Die Merck KGaA teilte mit, Zachert habe Familienrat und den Vorstandsvorsitzenden über das Angebot eines Wechsels zu Lanxess informiert und um vorzeitige Aufhebung des Vertrags gebeten. "Merck wird dieser Bitte entsprechen. Der Zeitpunkt des Wechsels wird später bekannt gegeben."

Lanxess war vor rund zehn Jahren an die Börse gebracht worden und 2012 in den Deutschen Aktienindex Dax aufgestiegen. Damit zählt Lanxess zur Topliga der deutschen Unternehmenslandschaft.
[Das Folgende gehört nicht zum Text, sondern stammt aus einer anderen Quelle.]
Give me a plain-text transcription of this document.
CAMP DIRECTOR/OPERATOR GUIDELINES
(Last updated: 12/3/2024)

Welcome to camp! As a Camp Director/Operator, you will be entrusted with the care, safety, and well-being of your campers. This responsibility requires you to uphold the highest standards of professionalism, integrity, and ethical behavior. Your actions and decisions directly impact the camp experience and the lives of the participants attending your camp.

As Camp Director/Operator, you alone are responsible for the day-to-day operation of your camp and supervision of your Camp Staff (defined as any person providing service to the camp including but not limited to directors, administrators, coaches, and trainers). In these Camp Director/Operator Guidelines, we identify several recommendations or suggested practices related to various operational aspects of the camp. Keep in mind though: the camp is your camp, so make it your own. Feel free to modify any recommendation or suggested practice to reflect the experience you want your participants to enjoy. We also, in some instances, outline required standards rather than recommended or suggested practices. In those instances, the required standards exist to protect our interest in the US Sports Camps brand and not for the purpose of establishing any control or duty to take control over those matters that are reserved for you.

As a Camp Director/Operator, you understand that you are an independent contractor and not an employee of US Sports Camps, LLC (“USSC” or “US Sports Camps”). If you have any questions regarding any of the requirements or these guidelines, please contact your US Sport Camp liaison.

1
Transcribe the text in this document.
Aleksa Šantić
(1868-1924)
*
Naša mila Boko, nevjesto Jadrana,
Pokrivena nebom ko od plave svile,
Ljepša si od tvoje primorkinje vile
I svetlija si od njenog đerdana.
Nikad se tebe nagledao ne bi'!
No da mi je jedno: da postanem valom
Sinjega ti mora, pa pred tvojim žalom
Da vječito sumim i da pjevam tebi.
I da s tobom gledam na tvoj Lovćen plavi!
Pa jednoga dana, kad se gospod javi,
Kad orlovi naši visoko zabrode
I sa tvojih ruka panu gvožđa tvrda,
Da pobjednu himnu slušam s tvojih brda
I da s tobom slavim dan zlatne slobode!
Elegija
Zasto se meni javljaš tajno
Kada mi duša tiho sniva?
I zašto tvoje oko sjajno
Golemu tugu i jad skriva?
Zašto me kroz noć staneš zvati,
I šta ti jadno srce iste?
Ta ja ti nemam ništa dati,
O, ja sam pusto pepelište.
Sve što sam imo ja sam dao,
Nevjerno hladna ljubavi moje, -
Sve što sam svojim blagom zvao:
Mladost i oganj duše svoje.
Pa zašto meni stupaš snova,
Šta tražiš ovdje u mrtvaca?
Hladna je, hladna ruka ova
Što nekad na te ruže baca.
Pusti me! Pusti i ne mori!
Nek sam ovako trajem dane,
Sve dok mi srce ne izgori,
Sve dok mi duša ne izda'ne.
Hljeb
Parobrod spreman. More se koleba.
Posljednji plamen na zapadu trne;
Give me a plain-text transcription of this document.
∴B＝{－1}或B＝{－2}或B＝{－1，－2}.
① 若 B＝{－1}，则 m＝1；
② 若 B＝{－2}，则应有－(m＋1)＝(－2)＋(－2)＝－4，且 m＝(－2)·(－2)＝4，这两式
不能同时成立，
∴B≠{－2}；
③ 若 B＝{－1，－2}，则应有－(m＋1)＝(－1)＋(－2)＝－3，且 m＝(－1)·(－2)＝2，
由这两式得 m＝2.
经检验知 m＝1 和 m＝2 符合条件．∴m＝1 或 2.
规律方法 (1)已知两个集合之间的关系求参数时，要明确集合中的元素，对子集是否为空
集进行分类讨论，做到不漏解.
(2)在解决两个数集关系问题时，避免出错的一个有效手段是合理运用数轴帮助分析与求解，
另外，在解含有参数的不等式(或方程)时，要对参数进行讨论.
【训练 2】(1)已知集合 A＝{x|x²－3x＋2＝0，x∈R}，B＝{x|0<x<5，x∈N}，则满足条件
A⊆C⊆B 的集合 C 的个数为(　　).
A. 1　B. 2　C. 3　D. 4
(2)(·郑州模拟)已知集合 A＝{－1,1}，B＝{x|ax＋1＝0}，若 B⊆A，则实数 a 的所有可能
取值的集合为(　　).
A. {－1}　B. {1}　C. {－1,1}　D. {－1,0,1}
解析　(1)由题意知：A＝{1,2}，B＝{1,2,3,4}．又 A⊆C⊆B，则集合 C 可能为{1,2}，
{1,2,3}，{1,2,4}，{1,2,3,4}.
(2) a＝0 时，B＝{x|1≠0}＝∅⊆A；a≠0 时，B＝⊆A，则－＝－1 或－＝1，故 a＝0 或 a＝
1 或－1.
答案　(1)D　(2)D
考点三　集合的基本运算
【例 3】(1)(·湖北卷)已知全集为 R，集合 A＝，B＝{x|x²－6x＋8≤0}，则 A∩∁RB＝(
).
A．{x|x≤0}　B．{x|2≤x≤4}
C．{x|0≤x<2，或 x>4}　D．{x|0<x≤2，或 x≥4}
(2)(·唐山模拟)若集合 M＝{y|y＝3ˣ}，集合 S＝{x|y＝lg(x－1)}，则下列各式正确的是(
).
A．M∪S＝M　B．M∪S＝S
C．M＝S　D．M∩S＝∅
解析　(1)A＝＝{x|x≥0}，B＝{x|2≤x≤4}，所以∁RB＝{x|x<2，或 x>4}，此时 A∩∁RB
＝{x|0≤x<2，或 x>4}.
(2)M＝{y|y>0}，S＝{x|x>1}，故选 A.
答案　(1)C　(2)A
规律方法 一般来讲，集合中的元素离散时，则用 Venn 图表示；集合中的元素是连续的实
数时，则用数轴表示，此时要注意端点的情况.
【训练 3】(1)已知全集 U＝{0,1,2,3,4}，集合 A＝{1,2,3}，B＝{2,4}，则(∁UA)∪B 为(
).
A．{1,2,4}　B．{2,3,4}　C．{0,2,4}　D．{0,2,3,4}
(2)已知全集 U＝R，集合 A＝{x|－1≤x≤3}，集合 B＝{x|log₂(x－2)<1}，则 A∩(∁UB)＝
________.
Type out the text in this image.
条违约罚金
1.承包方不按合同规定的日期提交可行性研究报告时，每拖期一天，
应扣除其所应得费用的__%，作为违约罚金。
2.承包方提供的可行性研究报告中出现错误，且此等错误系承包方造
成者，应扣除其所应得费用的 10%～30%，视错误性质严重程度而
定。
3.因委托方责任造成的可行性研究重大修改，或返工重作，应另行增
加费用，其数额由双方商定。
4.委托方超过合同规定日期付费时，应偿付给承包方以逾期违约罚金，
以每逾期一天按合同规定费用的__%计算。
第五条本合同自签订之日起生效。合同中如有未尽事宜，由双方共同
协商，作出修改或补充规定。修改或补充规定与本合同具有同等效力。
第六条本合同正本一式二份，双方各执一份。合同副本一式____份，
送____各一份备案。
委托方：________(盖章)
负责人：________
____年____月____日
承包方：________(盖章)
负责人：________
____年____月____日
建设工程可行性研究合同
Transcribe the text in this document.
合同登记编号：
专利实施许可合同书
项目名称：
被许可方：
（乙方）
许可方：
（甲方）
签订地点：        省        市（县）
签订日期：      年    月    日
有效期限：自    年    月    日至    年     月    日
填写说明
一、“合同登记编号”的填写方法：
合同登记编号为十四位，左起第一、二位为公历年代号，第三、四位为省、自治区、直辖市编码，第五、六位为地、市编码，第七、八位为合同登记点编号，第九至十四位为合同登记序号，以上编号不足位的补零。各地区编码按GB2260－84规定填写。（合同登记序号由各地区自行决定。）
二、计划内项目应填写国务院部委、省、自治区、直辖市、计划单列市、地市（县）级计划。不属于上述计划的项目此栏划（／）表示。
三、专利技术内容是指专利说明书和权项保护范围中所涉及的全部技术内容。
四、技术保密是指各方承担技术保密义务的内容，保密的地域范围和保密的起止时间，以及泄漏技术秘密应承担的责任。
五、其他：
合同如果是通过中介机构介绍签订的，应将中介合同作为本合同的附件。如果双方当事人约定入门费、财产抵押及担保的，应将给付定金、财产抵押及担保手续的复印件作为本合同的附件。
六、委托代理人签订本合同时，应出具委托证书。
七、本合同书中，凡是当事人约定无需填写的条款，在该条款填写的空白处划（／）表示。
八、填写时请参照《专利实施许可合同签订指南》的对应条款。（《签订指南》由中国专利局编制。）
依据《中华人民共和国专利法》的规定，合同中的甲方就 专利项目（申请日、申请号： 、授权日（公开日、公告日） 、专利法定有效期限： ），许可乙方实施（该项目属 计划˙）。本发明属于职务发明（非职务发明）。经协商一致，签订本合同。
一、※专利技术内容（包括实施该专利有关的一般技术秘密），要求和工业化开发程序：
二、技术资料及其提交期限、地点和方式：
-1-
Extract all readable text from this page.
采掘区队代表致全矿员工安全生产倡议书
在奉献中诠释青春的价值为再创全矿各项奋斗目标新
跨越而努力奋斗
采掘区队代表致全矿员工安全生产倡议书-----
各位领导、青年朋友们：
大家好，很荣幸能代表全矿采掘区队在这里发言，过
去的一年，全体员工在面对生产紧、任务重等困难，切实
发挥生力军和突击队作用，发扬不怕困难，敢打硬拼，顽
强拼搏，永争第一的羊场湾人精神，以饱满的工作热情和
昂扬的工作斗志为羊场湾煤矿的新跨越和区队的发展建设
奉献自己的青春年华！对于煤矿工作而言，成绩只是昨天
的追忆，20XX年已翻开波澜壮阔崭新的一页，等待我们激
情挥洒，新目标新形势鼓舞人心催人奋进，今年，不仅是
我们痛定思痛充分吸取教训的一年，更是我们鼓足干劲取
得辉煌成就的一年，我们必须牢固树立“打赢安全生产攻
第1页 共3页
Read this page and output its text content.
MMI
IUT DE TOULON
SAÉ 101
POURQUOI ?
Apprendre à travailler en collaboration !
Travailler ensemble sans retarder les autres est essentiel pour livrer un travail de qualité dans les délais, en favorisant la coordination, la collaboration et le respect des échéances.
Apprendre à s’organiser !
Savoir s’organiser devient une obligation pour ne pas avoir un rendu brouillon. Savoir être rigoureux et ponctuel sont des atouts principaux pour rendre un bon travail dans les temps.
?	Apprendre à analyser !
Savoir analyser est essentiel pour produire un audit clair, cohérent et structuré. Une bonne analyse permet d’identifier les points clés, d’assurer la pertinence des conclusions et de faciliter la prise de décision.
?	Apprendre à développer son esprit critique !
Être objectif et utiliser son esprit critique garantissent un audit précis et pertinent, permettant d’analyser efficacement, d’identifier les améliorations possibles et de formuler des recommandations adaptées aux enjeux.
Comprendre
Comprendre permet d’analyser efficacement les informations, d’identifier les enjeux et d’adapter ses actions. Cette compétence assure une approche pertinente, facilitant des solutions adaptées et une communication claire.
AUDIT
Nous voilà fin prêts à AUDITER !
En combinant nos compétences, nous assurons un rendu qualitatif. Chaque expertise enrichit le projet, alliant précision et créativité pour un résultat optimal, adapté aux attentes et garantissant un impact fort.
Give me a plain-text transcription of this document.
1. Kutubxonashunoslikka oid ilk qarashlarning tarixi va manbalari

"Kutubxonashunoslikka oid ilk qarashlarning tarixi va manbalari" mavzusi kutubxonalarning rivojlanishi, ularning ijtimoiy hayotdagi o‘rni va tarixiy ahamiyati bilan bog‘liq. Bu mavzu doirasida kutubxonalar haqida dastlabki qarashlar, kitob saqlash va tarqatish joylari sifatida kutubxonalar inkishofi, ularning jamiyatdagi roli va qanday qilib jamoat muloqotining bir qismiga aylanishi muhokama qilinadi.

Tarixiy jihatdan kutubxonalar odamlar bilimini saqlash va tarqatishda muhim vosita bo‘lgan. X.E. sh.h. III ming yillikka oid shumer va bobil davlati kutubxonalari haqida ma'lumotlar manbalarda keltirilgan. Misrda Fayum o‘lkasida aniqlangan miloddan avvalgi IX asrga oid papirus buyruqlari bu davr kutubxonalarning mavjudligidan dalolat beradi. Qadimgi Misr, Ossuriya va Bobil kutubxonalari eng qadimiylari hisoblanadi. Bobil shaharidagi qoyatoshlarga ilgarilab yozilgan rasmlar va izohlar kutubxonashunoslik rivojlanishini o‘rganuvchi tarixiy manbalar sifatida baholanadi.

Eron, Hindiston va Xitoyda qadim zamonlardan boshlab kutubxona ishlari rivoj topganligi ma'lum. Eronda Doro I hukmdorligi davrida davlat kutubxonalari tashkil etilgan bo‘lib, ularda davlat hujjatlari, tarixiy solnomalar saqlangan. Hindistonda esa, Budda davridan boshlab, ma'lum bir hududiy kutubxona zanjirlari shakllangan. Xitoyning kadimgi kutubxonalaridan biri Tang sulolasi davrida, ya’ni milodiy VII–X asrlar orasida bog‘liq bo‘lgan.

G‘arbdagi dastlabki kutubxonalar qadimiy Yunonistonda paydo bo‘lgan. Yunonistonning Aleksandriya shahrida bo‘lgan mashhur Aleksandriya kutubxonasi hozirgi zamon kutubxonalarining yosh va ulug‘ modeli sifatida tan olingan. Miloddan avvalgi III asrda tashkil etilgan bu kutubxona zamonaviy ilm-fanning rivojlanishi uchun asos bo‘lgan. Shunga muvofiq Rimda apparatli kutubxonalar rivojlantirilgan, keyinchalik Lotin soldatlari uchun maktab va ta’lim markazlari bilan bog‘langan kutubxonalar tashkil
Die Autokrise in Europa und stark gefallene Kautschukpreise hatten zuletzt bei Lanxess für einen Ergebniseinbruch gesorgt. Das operative Ergebnis vor Zinsen, Steuern, Abschreibungen (Ebitda) sowie vor Sondereffekten war im dritten Quartal im Jahresvergleich um 26,4 Prozent auf 187 Millionen Euro abgesackt, wie das Unternehmen im November mitgeteilt hatte. Der Umsatz ging trotz höherer Absatzmengen um fünf Prozent auf 2,05 Milliarden Euro zurück. Der Gewinn stürzte wegen höherer Abschreibungen und Kosten für das Sparprogramm des Unternehmens um fast 90 Prozent auf 11 Millionen Euro ab.

Mit dem im September angekündigten Programm will das Unternehmen ab 2015 jährlich 100 Millionen Euro einsparen. Weltweit sollen insgesamt rund 1000 Stellen wegfallen.